Mydigitallife |work| May 2026

👇 Drop your story below. Let’s make peace with the pixels.

In the chaos, I found a 30-second voice memo from my late grandmother, recorded on a flip phone in 2011. She was telling me to eat more vegetables. The file was buried inside a folder called “old_phone_dump_ignore.” If I had mindlessly deleted “Legacy_2009_2024” in a fit of minimalist rage, I would have lost her voice forever. mydigitallife

There’s a folder on my external hard drive simply labeled “Legacy_2009_2024.” It’s 847 GB of pure, uncensored chaos.
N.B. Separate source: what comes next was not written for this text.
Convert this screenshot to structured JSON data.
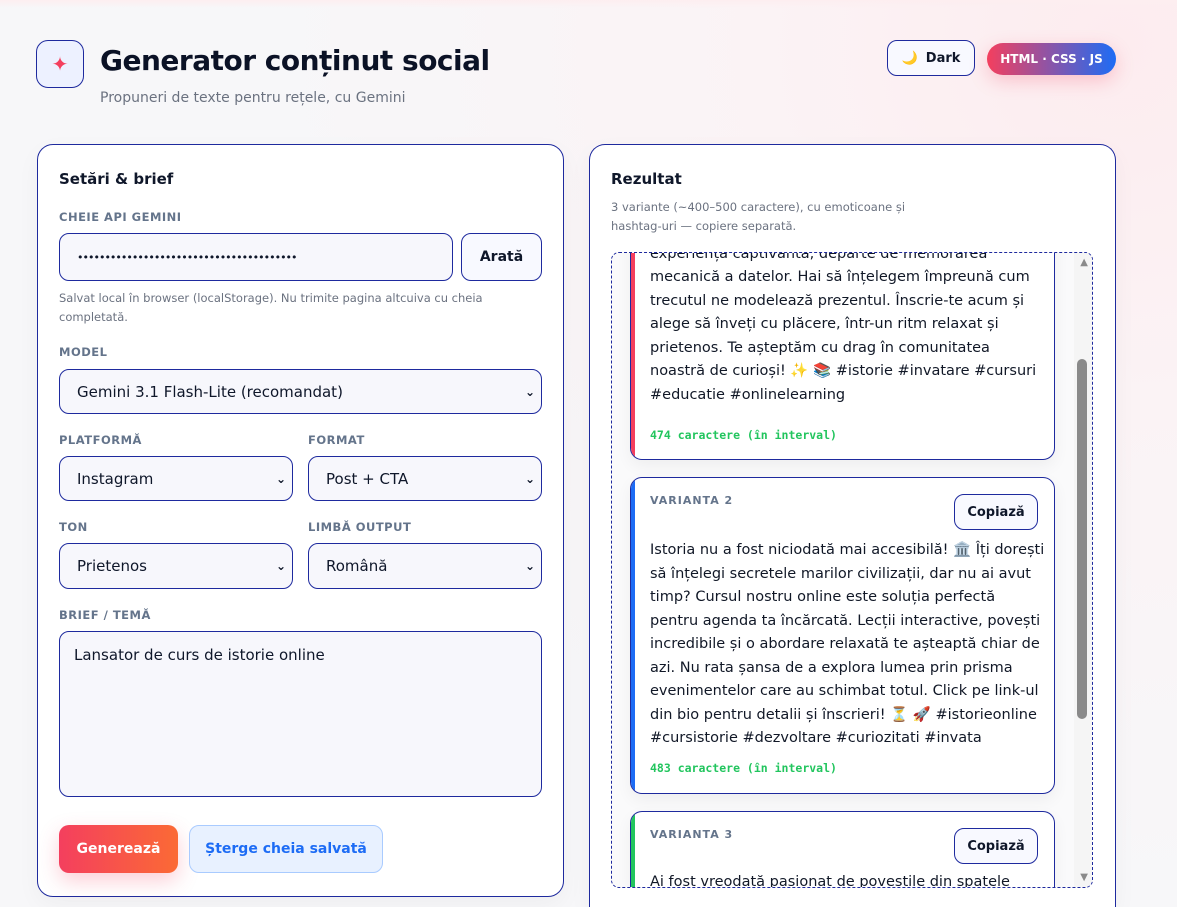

Screenshots of AIM conversations from 2011, a poorly scanned report card from sophomore year, 14 versions of a resume I never used, and a subfolder called “random_thoughts” that contains everything from grocery lists to breakup letters I never sent. 👇 Drop your story below

Facebook Messenger logs from 2012 with someone whose last name I can’t recall. We talked every day for three months. Now I can’t even remember their face. It was unsettling—not because I lost touch, but because the intimacy felt so foreign. Digital permanence makes ephemeral friendships feel heavier than they ever were in real life. She was telling me to eat more vegetables

We talk a lot about curating our online presence—the highlight reels on Instagram, the polished GitHub portfolios, the LinkedIn recommendations. But what about the other digital life? The raw, unedited, unliked, unshared one. The desktop full of “untitled” documents. The 3 AM Google searches. The memes saved to your phone that you’d never admit to laughing at.